一模一样与美人胚子似乎不适合联系在一起,美之感受,更多是源于世上绝无仅有的宛如春风化雨而润物无声的需以全身感官体恤的而非单以视觉评判的美。柳叶眉瓜子脸,若是美貌都只究微于模板,那就将在像谁谁谁、某某明星的称呼下而失去了独属于个人的特色、失去以自己的名字成为大众描述美丽的机会。关于这一点双胞胎生来似乎要打抱不平了,不论怎么标新立异也总会带有对方的影子,不止美貌,言行举止之类也会遭他人比对。但归根结底还是因为美貌无法掩藏而引入注目,免不了被人说三道四、吆五喝六。看在眼里的东西,遵守的就是这样“被人说道”的逻辑。
“如此想来,眼睛与嘴巴有时候真不是个好东西。”在折鸢拉着折莺说悄悄话时,仟予心间自语,“但比起偏激地认为应该剜去眼睛、缝紧嘴唇,装成瞎子与哑巴显然是更好的选择。”
“还好么,仟予?果然是怪刚才的演出太惊吓了?”若默看着仟予闭上眼,以为是不适。
“唔嗯哼啊(谢谢关心)。”仟予闭紧嘴,只发出单一的声调,而后睁眼,“嘛,锻炼下装聋作哑的能力。”
“那可一定要写在小说里头。”若默心知仟予方才经历了很有意思的想象。
“嗯。不过放到正在进行动作的小说里也许会显突兀。到时被读者指出了,我就说是若默叫我这么做的。”

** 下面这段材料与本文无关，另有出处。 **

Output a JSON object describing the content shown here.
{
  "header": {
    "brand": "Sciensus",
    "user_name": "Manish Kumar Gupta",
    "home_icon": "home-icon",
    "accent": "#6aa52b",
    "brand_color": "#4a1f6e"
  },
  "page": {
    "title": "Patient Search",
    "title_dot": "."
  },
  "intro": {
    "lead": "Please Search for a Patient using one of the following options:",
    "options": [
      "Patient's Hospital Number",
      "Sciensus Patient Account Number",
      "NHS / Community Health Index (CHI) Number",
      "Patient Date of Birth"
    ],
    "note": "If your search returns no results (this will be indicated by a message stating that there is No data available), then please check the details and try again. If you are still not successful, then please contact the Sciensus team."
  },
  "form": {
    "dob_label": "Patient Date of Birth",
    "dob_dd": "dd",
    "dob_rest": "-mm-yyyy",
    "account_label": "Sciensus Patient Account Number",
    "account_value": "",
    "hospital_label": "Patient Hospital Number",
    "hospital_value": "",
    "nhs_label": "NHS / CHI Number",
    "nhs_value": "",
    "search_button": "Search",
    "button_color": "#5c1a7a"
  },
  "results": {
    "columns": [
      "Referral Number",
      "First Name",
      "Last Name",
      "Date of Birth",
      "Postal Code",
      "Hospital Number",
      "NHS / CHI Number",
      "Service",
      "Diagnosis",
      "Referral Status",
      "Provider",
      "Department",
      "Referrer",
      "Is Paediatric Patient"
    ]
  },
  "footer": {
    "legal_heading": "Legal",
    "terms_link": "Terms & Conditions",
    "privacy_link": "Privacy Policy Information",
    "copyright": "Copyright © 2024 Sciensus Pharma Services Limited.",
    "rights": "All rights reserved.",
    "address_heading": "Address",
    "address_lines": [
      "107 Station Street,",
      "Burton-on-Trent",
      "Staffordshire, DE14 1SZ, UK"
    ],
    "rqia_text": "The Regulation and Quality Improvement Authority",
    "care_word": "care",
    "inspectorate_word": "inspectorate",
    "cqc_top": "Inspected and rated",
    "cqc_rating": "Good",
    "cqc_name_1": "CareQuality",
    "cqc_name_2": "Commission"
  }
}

“诶?要扯到我吗?不对不对。是,读者哪会认领这个人都不知道是谁的理由啊!”
“哈哈哈。”仟予喜笑。
“玩个游戏吗?仟予。”折鸢与折鸢联袂向前,“猜猜我是谁?”
“倘若之前折鸢没认错。”仟予并未纠结,“那你就是折莺。”
“哦呀。”折鸢一笑,忽一阵风让得仟予遮眼,“那这样呢?”
不是幻觉,确实眼中见到了三只若默。
“学姐们的变装技术是这样的。”
“暗示可就不好玩啦,若默。”若默对若默说,声音完全听不出差别。
“你是折莺。”仟予指着正在说话的若默。
“正确。”折鸢开口,“看来不是以我话多而分辨。”
又是让人看不清的幻影,她们变作了冬慕的模样。
“我得抢先吐槽一句。”仟予比了个暂停的手势,“这种完美的变装是怎么在数秒间做到的啊!”
“魔术。”冬慕冷淡地回答。
“就请这么相信。”另一位冬慕弯腰鞠躬。
“听上去很有隐情的样子。”仟予试想地靠近。
“魔,魔法好了吧。”冬慕脚尖往后点地。
“这么说,你,你不更不相信?”另一边的冬慕以手挡住脸。
“哇哦。连娇羞的设定也延续了。”但这没有影响仟予的判断,“折鸢。折莺。”
虽然靠猜也有一半的正确率,但萧芸、御然、月悠的关卡之下仟予仍然一遍就过。
“那就最后一关。”语毕,变作优美模样。
“话说,胸部,也能做到啊。”
“仟——予。黄段子禁止的说。”
“唔。对不起优美老师!”仟予低声说,又惊醒,“诶。神态与语气太像了!佩服。”
“没关系。”不是优美本人的优美露出好优美的微笑,“那仟予能猜出来吗?”
“不。不是猜。我也不好说这种感觉,就是很清晰的差异。”仟予再一次正确认出。
“好厉害。”若默揉了揉眼,“我是一点看不出来。刚才还想着对比发丝的数量算了。”
“哈哈。你真去数了啊。嘛,这可能要多亏我独特的人脸识别系统了。”
“原来本人是这样吗!看小说时,还以为是设计的特点呢,叫什么,先转换为可以理解的词语。”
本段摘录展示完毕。